Guia de saúde para cães adotados

Por Equipe Adoteca · 17 de julho de 2026

Resumo

Os protetores informam as condições de saúde dos cães com honestidade — e um diagnóstico positivo raramente é uma sentença. Muitos desses cães vivem bem, com os cuidados de rotina de qualquer pet. Reunimos aqui os guias sobre as doenças mais comuns em abrigos.

Quando um protetor anuncia um cão para adoção, ele costuma informar o que sabe sobre a saúde dele — inclusive diagnósticos que assustam à primeira vista. Essa transparência é um sinal de responsabilidade, não um motivo para recuar. Boa parte dessas condições tem tratamento, controle ou cura, e muitos desses cães levam uma vida plena ao lado de quem os acolhe. Os guias abaixo explicam, em linguagem simples, o que cada condição significa na prática.

Doenças infecciosas comuns em abrigos

A cinomose e a parvovirose estão entre as doenças que mais aparecem em cães resgatados, sobretudo em filhotes não vacinados. São sérias na fase aguda, mas cães que se recuperam costumam seguir com boa qualidade de vida — e, no caso da parvovirose, geralmente ficam imunizados. Nossos guias explicam sintomas, tratamento e o que esperar de um cão que já passou por elas.
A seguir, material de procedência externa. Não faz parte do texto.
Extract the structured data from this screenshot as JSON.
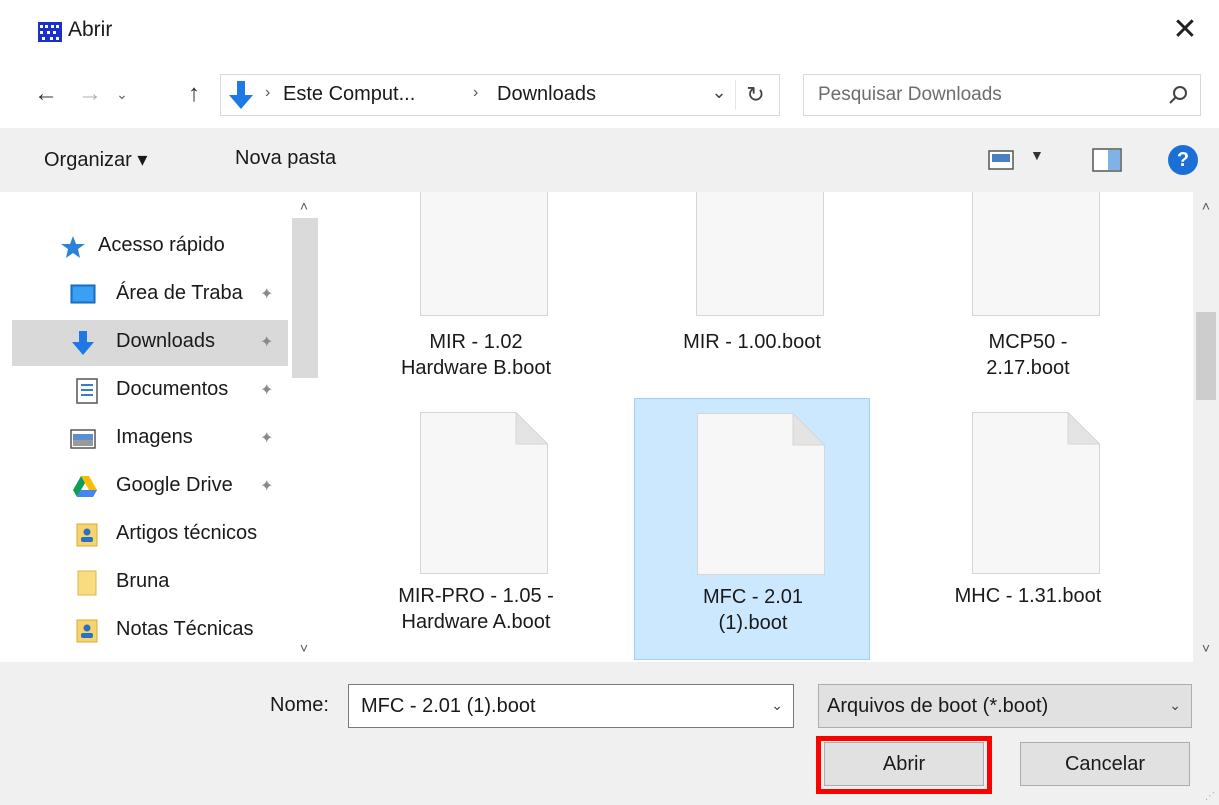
{
  "window": {
    "title": "Abrir",
    "close_glyph": "✕"
  },
  "address": {
    "crumbs": [
      "Este Comput...",
      "Downloads"
    ],
    "search_placeholder": "Pesquisar Downloads"
  },
  "toolbar": {
    "organize_label": "Organizar ▾",
    "new_folder_label": "Nova pasta",
    "help_glyph": "?"
  },
  "sidebar": {
    "items": [
      {
        "label": "Acesso rápido",
        "icon": "star-icon",
        "pinned": false,
        "active": false
      },
      {
        "label": "Área de Traba",
        "icon": "desktop-icon",
        "pinned": true,
        "active": false
      },
      {
        "label": "Downloads",
        "icon": "download-arrow-icon",
        "pinned": true,
        "active": true
      },
      {
        "label": "Documentos",
        "icon": "document-icon",
        "pinned": true,
        "active": false
      },
      {
        "label": "Imagens",
        "icon": "image-icon",
        "pinned": true,
        "active": false
      },
      {
        "label": "Google Drive",
        "icon": "google-drive-icon",
        "pinned": true,
        "active": false
      },
      {
        "label": "Artigos técnicos",
        "icon": "folder-user-icon",
        "pinned": false,
        "active": false
      },
      {
        "label": "Bruna",
        "icon": "folder-icon",
        "pinned": false,
        "active": false
      },
      {
        "label": "Notas Técnicas",
        "icon": "folder-user-icon",
        "pinned": false,
        "active": false
      }
    ]
  },
  "files": [
    {
      "name_line1": "MIR - 1.02",
      "name_line2": "Hardware B.boot",
      "selected": false
    },
    {
      "name_line1": "MIR - 1.00.boot",
      "name_line2": "",
      "selected": false
    },
    {
      "name_line1": "MCP50 -",
      "name_line2": "2.17.boot",
      "selected": false
    },
    {
      "name_line1": "MIR-PRO - 1.05 -",
      "name_line2": "Hardware A.boot",
      "selected": false
    },
    {
      "name_line1": "MFC - 2.01",
      "name_line2": "(1).boot",
      "selected": true
    },
    {
      "name_line1": "MHC - 1.31.boot",
      "name_line2": "",
      "selected": false
    }
  ],
  "bottom": {
    "name_label": "Nome:",
    "name_value": "MFC - 2.01 (1).boot",
    "file_type": "Arquivos de boot (*.boot)",
    "open_label": "Abrir",
    "cancel_label": "Cancelar"
  },
  "colors": {
    "selection_bg": "#cce8ff",
    "selection_border": "#99d1ff",
    "highlight": "#ff0000",
    "accent": "#1c6fd6"
  }
}
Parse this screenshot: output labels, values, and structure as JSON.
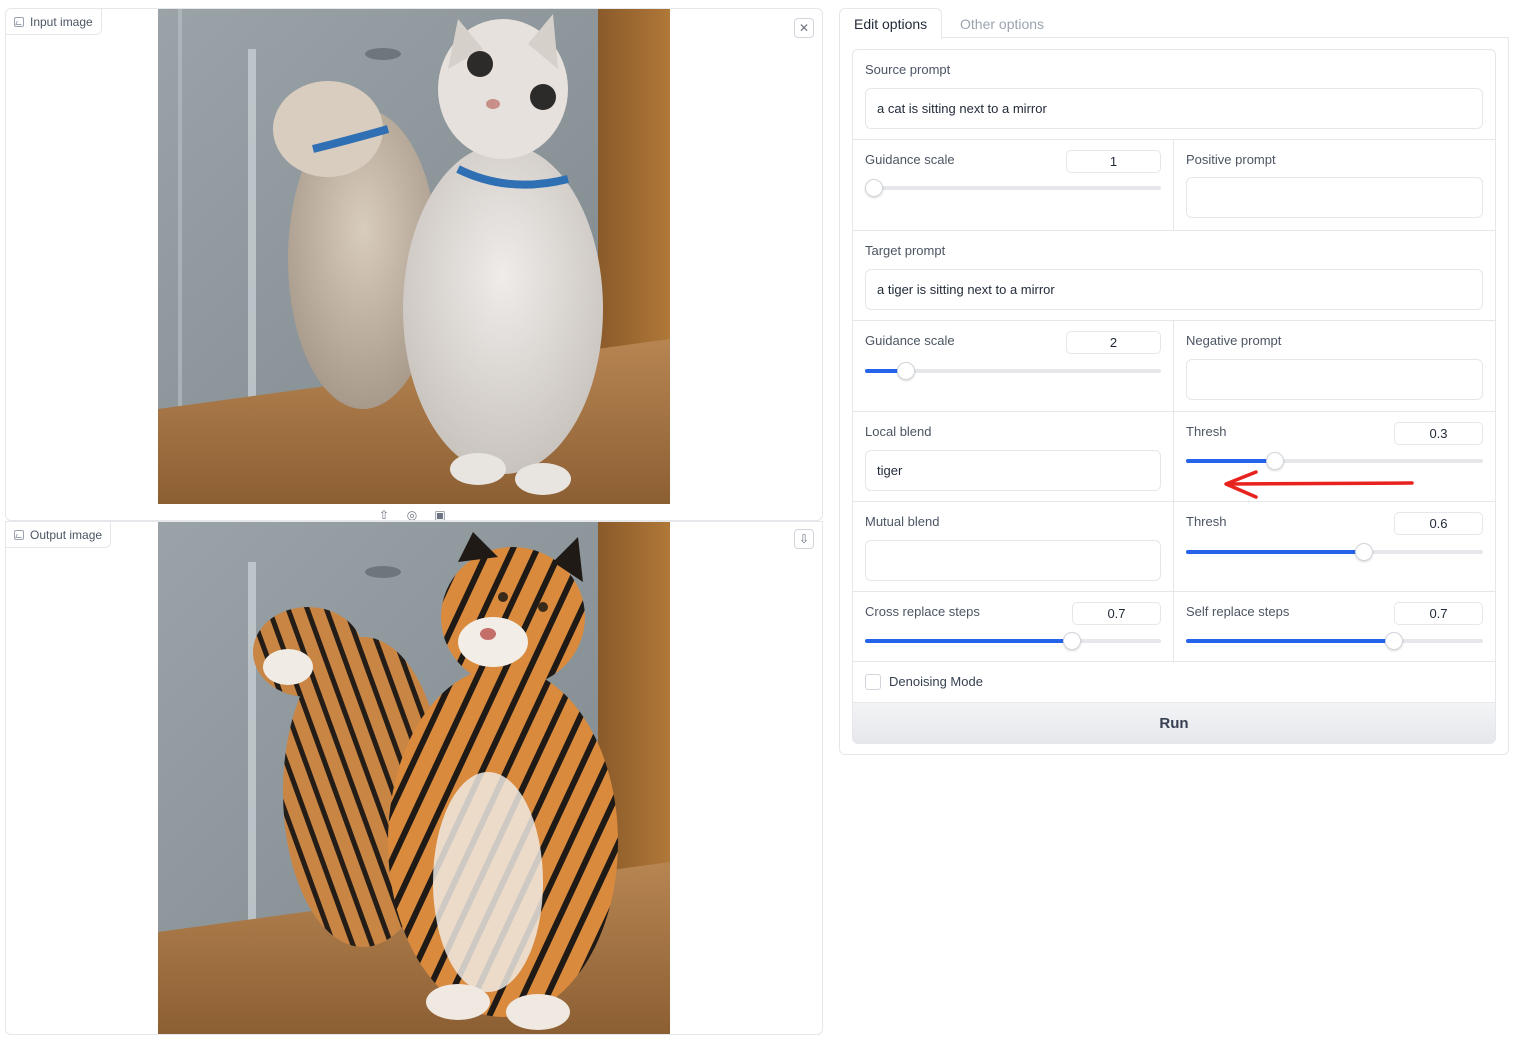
{
  "input_panel": {
    "label": "Input image",
    "icon": "image-icon",
    "clear_icon": "close-icon",
    "toolbar_icons": [
      "upload-icon",
      "webcam-icon",
      "clipboard-icon"
    ]
  },
  "output_panel": {
    "label": "Output image",
    "icon": "image-icon",
    "download_icon": "download-icon"
  },
  "tabs": [
    {
      "label": "Edit options",
      "active": true
    },
    {
      "label": "Other options",
      "active": false
    }
  ],
  "form": {
    "source_prompt": {
      "label": "Source prompt",
      "value": "a cat is sitting next to a mirror"
    },
    "source_guidance": {
      "label": "Guidance scale",
      "value": "1",
      "fraction": 0.0
    },
    "positive_prompt": {
      "label": "Positive prompt",
      "value": ""
    },
    "target_prompt": {
      "label": "Target prompt",
      "value": "a tiger is sitting next to a mirror"
    },
    "target_guidance": {
      "label": "Guidance scale",
      "value": "2",
      "fraction": 0.14
    },
    "negative_prompt": {
      "label": "Negative prompt",
      "value": ""
    },
    "local_blend": {
      "label": "Local blend",
      "value": "tiger"
    },
    "local_thresh": {
      "label": "Thresh",
      "value": "0.3",
      "fraction": 0.3
    },
    "mutual_blend": {
      "label": "Mutual blend",
      "value": ""
    },
    "mutual_thresh": {
      "label": "Thresh",
      "value": "0.6",
      "fraction": 0.6
    },
    "cross_replace": {
      "label": "Cross replace steps",
      "value": "0.7",
      "fraction": 0.7
    },
    "self_replace": {
      "label": "Self replace steps",
      "value": "0.7",
      "fraction": 0.7
    },
    "denoising": {
      "label": "Denoising Mode",
      "checked": false
    },
    "run_label": "Run"
  },
  "colors": {
    "accent": "#2563eb",
    "annotation_arrow": "#e8231f"
  }
}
Saiba mais em cinomose em cães e parvovirose em cães.

Leishmaniose: conviver com o diagnóstico

A leishmaniose canina gera muito medo e desinformação, mas hoje existe tratamento que permite ao cão viver por anos com boa qualidade de vida. A transmissão depende de um mosquito vetor, e não do convívio direto com o cão — o que torna a adoção de um animal positivo mais segura do que muita gente imagina.

Entenda os cuidados em leishmaniose em cães.

Doenças de pele e fúngicas

A esporotricose é uma micose que afeta cães e gatos e vem se tornando mais frequente em algumas regiões. Tem tratamento e, com o acompanhamento certo, cura na maioria dos casos. Como exige cuidado no manejo, vale entender direitinho como funciona antes de decidir.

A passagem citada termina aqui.